In February, shortly after White House aide Rob Porter’s two ex-wives came forward with allegations of emotional and physical abuse against him, President Trump tweeted that “Peoples [sic] lives are being shattered and destroyed by a mere allegation.” He added, “There is no recovery for someone falsely accused — life and career are gone.” Not gone for very long though, it seems. Several men accused of misconduct during the #MeToo moment appear to be plotting their comebacks, and until then, as Laura McGann pointed out at Vox, their lives in “#MeToo jail” look pretty good.
Matt Lauer, who was fired from his longtime hosting job at the Today show for “inappropriate sexual behavior in the workplace,” has been doing his “soul-searching” at his expansive Hamptons compound, which he bought from Richard Gere in 2016 for $33 million, and includes 12 bedrooms, a teahouse (?), and a 60-foot swimming pool. This is in addition to his house in Sag Harbor and a 40-acre horse farm in Water Mill. But he may not be trapped in the 14,000-square-foot hellhole for long.
According to a “Page Six” story earlier this week, he is “said to be testing the waters for a public comeback by coming out of hiding from his Hamptons home.” Brave.
Mario Batali, the ginger-ponytailed celebrity chef accused of assaulting a woman in the Spotted Pig’s “rape room,” is contemplating a more international approach. As McGann points out, he may have returned to his waterfront home in Michigan (five bedrooms, a deck overlooking the water, an outside pizza oven) but, as the New York Times reported earlier this month, he is also considering a move to the Amalfi Coast. Also brave.

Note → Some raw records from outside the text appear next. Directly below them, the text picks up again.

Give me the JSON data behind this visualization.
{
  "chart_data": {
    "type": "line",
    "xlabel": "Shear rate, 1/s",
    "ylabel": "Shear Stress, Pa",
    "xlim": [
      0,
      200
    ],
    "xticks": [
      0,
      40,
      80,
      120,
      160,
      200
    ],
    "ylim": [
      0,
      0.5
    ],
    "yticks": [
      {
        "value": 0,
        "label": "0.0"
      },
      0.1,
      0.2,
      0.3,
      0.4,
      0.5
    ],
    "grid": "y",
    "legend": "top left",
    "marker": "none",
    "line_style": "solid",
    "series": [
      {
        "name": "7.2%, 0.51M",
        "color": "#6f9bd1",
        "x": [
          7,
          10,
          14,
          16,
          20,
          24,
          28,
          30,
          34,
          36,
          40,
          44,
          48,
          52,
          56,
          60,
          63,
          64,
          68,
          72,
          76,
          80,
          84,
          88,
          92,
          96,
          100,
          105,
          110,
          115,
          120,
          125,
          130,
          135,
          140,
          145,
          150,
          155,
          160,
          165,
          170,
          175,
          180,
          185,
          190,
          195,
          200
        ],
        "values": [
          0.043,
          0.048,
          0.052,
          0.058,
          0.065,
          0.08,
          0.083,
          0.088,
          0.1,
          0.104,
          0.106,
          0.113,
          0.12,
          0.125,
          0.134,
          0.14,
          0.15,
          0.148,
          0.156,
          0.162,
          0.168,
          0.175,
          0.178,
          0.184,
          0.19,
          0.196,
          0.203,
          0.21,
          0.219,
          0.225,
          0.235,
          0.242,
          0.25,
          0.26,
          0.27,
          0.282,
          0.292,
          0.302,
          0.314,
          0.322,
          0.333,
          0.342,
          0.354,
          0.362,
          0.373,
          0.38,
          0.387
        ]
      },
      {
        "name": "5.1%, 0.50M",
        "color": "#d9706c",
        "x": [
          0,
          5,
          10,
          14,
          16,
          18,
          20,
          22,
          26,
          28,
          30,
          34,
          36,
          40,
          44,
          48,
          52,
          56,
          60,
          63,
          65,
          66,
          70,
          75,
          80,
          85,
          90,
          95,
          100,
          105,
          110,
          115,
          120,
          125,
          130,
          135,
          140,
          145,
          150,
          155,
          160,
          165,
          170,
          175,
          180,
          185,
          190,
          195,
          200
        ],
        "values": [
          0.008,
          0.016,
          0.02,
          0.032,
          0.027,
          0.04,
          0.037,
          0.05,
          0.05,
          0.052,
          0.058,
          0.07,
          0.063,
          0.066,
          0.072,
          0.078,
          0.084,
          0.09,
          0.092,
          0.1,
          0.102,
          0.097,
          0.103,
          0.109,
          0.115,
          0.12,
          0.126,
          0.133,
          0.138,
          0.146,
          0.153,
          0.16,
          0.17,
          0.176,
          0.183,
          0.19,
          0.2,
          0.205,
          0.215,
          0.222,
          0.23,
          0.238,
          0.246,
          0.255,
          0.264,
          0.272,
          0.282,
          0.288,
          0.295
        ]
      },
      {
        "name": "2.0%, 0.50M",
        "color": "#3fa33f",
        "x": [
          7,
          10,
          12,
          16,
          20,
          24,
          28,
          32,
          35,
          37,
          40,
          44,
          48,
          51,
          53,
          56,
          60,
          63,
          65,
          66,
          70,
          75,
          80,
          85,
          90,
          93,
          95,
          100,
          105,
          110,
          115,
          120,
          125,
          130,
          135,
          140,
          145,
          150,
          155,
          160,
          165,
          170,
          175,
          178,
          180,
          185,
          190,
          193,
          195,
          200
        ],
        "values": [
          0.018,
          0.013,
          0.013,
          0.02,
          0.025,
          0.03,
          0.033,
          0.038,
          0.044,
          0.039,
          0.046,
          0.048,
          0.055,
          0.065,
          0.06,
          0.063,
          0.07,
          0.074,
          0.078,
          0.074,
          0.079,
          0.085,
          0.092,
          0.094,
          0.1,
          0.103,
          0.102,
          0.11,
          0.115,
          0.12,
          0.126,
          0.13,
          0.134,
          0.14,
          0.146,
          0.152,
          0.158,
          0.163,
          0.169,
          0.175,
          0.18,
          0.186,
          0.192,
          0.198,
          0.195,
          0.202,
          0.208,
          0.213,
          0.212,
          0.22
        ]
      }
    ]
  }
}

Charlie Rose, meanwhile, has been at his “sanctuary,” in Bellport, Long Island. Per the Hollywood Reporter:
“A past Bellport inhabitant who has been a guest describes Rose’s $4 million to $6 million property on Great South Bay as enjoying ‘panoramic views of the water and Fire Island in the distance.’ He describes Rose’s ‘Grady-White fishing boat … bobbing in the waves in the foreground.’”
There, he has been “focusing on trying to understand, [both] events and other people’s perception of them,” THR reports.
These men, McGann writes, call their luxurious situations “exile,” and “banishment,” and “[t]hey’ll try to claim #MeToo jail is enough. It won’t come close to real jail. And it won’t solve the problem.”